I guess this is one of those differences between flying a multicopter and flying a fixed wing. I forgot to look at which topic this was posted in. I primarily fly fixed wing where power usage seems more consistent. Good to know the differences.
 

Cyberdactyl

Misfit Multirotor Monkey
#14
I believe this is the same one, or a clone. I usually grab one or two every time I order from RcTimer since I misplace them often. They also fling off somewhat easily if I have them hanging free like a dongle and I spin quick or have a rough landing and I don't notice them gone.

With free shipping, you can't beat the price.

http://www.rctimer.com/product_569.html
 

colorex

Rotor Riot!
Mentor
#17
colorex... at what point did your lipos start to show signs of puffing? if you over discharge it will start to puff after the flight but if not and it was puffed after you charged it then it could be a fault in the charging process.. just a thought?

also what brand lipo are you using and what is the total flying weight, KV of motors, amp draw of each motor, watt of each motor and what props are you using? if any of these are mismatched even slightly you could be staining your lipos C rating
My setup is as follows:

Clone F450 type frame
SunnySky X2212 980kv motors
F-30A ESC's with SimonK
FC 10x4.7 SF props (banggood)
Turnigy 2200mAh 25-35C 3S (blue lipo)

They puffed when I flew FPV at 1200grams... most likely because of the extra amps.

I charge at 1C with a balance charger and that works fine so I'm confident that is not the issue.
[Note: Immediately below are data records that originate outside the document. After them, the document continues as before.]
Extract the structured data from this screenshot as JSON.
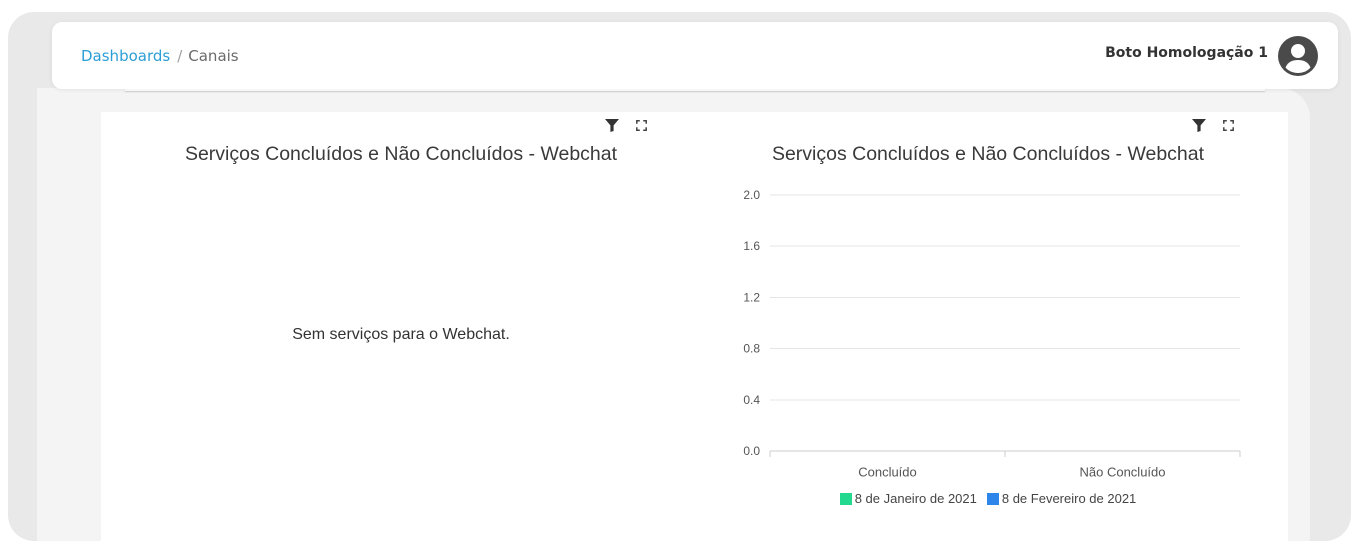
{
  "header": {
    "breadcrumb": {
      "link_label": "Dashboards",
      "separator": "/",
      "current": "Canais"
    },
    "user_name": "Boto Homologação 1",
    "avatar_icon": "account-circle-icon"
  },
  "colors": {
    "breadcrumb_link": "#2c9ed6"
  },
  "chart_tools": {
    "filter_icon": "filter-icon",
    "expand_icon": "expand-icon"
  },
  "chart_data": [
    {
      "title": "Serviços Concluídos e Não Concluídos - Webchat",
      "categories": [],
      "series": [],
      "message": "Sem serviços para o Webchat."
    },
    {
      "type": "bar",
      "title": "Serviços Concluídos e Não Concluídos - Webchat",
      "categories": [
        "Concluído",
        "Não Concluído"
      ],
      "series": [
        {
          "name": "8 de Janeiro de 2021",
          "color": "#22d98f",
          "values": [
            0,
            0
          ]
        },
        {
          "name": "8 de Fevereiro de 2021",
          "color": "#2e86ea",
          "values": [
            0,
            0
          ]
        }
      ],
      "ylim": [
        0,
        2
      ],
      "ytick_labels": [
        "0.0",
        "0.4",
        "0.8",
        "1.2",
        "1.6",
        "2.0"
      ],
      "grid": true,
      "legend": "bottom"
    }
  ]
}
I don't have a wattmeter so I can't test amps for sure...
 

chaos23

Senior Member
#18
My setup is as follows:

Clone F450 type frame
SunnySky X2212 980kv motors
F-30A ESC's with SimonK
FC 10x4.7 SF props (banggood)
Turnigy 2200mAh 25-35C 3S (blue lipo)

They puffed when I flew FPV at 1200grams... most likely because of the extra amps.

I charge at 1C with a balance charger and that works fine so I'm confident that is not the issue. I don't have a wattmeter so I can't test amps for sure...

yeah if your running 30amp esc you should be running 4S system. you've most likely been straining your batteries.

with 1047 props those motors draw 13.2amps each 52.8 amps total ,your esc are a bit overkill but thats ok. the motors say they are 2S-3S, running 2 3S in parallel will half the current load and should solve the current overdraw on your bat. that for planes a 35C bat is loads but for a 50+amp quad 35C is not enough for optimal operation.
 

FlyingMonkey

Stuck in Sunny FL
Staff member
Admin
#20
Maybe I missed it, but I don't think anyone has mentioned the importance of a balance charger.

The charger he's using appears to just dump the charge into the batter, all cells at once.

Being able to balance the cells of a pack is very important.